We talk about how a sentence isn't just a group of ANY words, but that it has to mean something. I have some kids who, bless their hearts, are trying to write words in their story, but will write four random sight words. This visual helps them to understand that the words have to go together and mean something. I show my own caterpillars, and we talk about which one is a sentence and which one is just a group of words.
We also talk about how our sentence needs to match our illustrations. I show them some examples that they like... (Don't judge the artwork... please...)
The wonderful "I Can" statements are from Erin Dowling's TPT store. I got all of her "I Can" statements, because I just love them.
I made a Letter/Word/Sentence chart. We talked about each, and then I drew a name and had that child come to the front and choose a letter to glue on, then another child to glue on a word, and finally a child to glue on the sentence.
At Center Time, the children each made their own Letter/Word/Sentence chart so I could see if they understood the concepts. I just put a bunch of letters, words, and sentences on the table, and each child had to choose two of each to put onto their own chart.
The next day, we read Max's Words, by Kate Banks.
I always have the children tell me in a complete sentence what the author's job and illustrator's job are. "The author writes the words. The illustrator draws the pictures." I explain to them that a complete sentence gives the listener so much more information than if I just said, "writes words."
In this story, Max's brothers both collect something, and Max wants to have his own collection. Max decides to collect words. After we read the story, I tell them that they have their very own collection of words in their head! All the time! They can create any story they want with that wonderful collection.
I put some magnetic letters on the board. (The magnetic letters were under the chart- and when I flipped the chart over, the kids all gasped. When THAT is magical, you know you have the best job!)
I have different students come up to make the words "can," "go," and "in." As they make the words on the board, I have the other children think how to spell the word, and then spell it out loud.
I choose another student to make the sentence, "I can go in." We praise the meatball spaces between words to make the sentence easy to read.
I change it around to so we can use that question mark...
Then comes the exclamation point. They LOVE reading with expression to match the punctuation marks. I am training them well. They love punctuation marks already.
We say our Punctuation Poem. The kids love this poem, and just randomly say it all day. I
We read through our Sight Words, just as a reminder that those are great words that we know how to spell, to include in our stories. Other big words are great to use, too, and we can write the sounds we can hear in those which is wonderful.
Throughout the day, we do lots of activities from my Primary Writing Prezi on the Smartboard. The children LOVE the Smartboard games. I have been reinforcing sentences with the Writing Sentences games.

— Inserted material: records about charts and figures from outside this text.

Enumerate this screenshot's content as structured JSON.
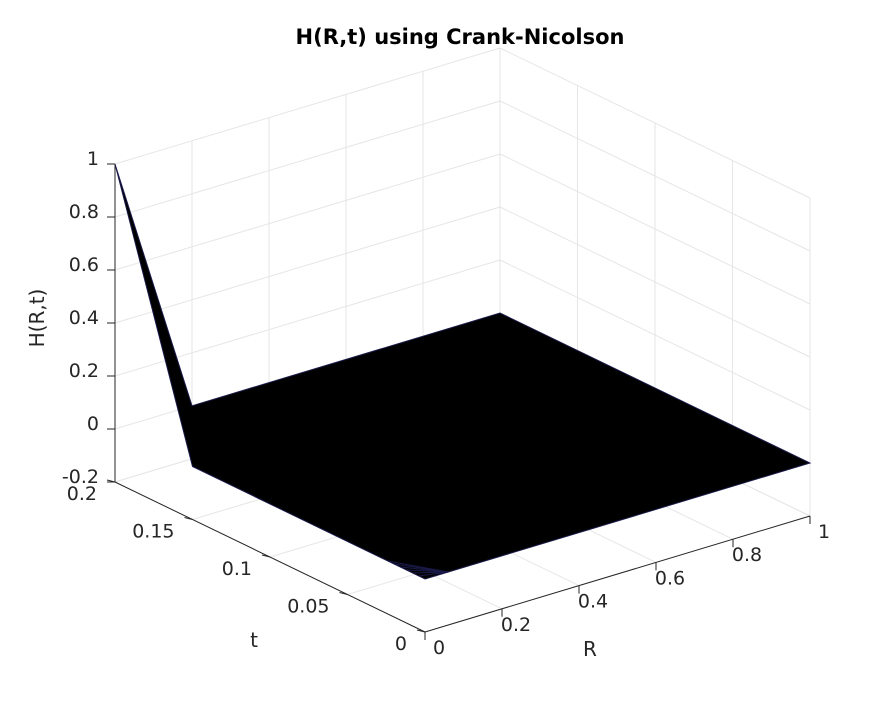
{
  "chart_data": {
    "type": "surface",
    "title": "H(R,t) using Crank-Nicolson",
    "xlabel": "R",
    "ylabel": "t",
    "zlabel": "H(R,t)",
    "xlim": [
      0,
      1
    ],
    "ylim": [
      0,
      0.2
    ],
    "zlim": [
      -0.2,
      1
    ],
    "xticks": [
      0,
      0.2,
      0.4,
      0.6,
      0.8,
      1
    ],
    "xtick_labels": [
      "0",
      "0.2",
      "0.4",
      "0.6",
      "0.8",
      "1"
    ],
    "yticks": [
      0,
      0.05,
      0.1,
      0.15,
      0.2
    ],
    "ytick_labels": [
      "0",
      "0.05",
      "0.1",
      "0.15",
      "0.2"
    ],
    "zticks": [
      -0.2,
      0,
      0.2,
      0.4,
      0.6,
      0.8,
      1
    ],
    "ztick_labels": [
      "-0.2",
      "0",
      "0.2",
      "0.4",
      "0.6",
      "0.8",
      "1"
    ],
    "grid": true,
    "surface_color": "#000000",
    "mesh_color": "#1a1a4a",
    "surface_points": [
      {
        "R": 0,
        "t": 0,
        "H": 0
      },
      {
        "R": 1,
        "t": 0,
        "H": 0
      },
      {
        "R": 1,
        "t": 0.2,
        "H": 0
      },
      {
        "R": 0.2,
        "t": 0.2,
        "H": 0
      },
      {
        "R": 0,
        "t": 0.2,
        "H": 1
      },
      {
        "R": 0,
        "t": 0.15,
        "H": 0
      }
    ]
  }
}
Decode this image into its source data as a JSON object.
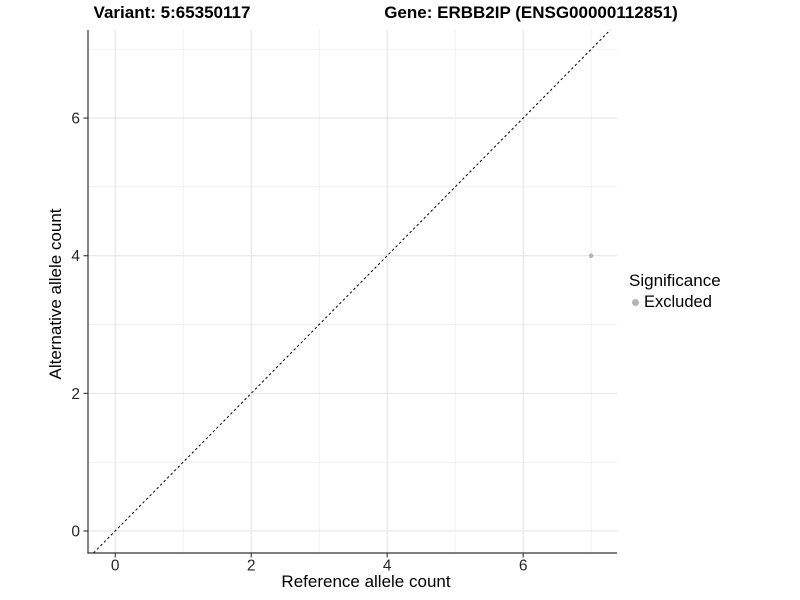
{
  "figure": {
    "background": "#ffffff"
  },
  "chart_data": {
    "type": "scatter",
    "titles": [
      "Variant: 5:65350117",
      "Gene: ERBB2IP (ENSG00000112851)"
    ],
    "xlabel": "Reference allele count",
    "ylabel": "Alternative allele count",
    "xlim": [
      -0.4,
      7.38
    ],
    "ylim": [
      -0.32,
      7.28
    ],
    "x_ticks": [
      0,
      2,
      4,
      6
    ],
    "y_ticks": [
      0,
      2,
      4,
      6
    ],
    "x_minor_ticks": [
      1,
      3,
      5,
      7
    ],
    "y_minor_ticks": [
      1,
      3,
      5,
      7
    ],
    "grid": "major+minor",
    "legend": {
      "title": "Significance",
      "position": "right"
    },
    "reference_line": {
      "type": "identity",
      "slope": 1,
      "intercept": 0,
      "style": "dashed"
    },
    "series": [
      {
        "name": "Excluded",
        "color": "#b5b5b5",
        "points": [
          {
            "x": 7,
            "y": 4
          }
        ]
      }
    ]
  },
  "colors": {
    "background": "#ffffff",
    "grid_major": "#e2e2e2",
    "grid_minor": "#ededed",
    "axis": "#333333",
    "tick_text": "#262626",
    "title_text": "#000000",
    "reference_line": "#000000",
    "point": "#b5b5b5"
  }
}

I share a few of the students' stories who have used sentences , to reinforce what it should look like. Here are a couple of my favorites so far- not because they are the "best" ones- but because these children have come SO far! This first little boy wasn't writing ANYTHING at all- and was only grabbing one crayon to scribble a quick picture. Here is his story all about his dad shooting a deer.
He even heard the "sh" "oo" and "t" all. by. himself!
Look at that deer hanging up in his garage- and the "camo" on all the boys looking at the deer. He even made dad bigger- and gave them some hair. That was huge for him!
(He also wrote "he cut it up"- I know it's there... :)
Hopefully we can keep up the good work using real, live sentences in stories. They all have the best intentions. It is just what happens between the intention, the ideas, and the actual writing down on paper that doesn't work out as well as planned sometimes. But it gets better
Thank you for stopping by! Have a wonderful day!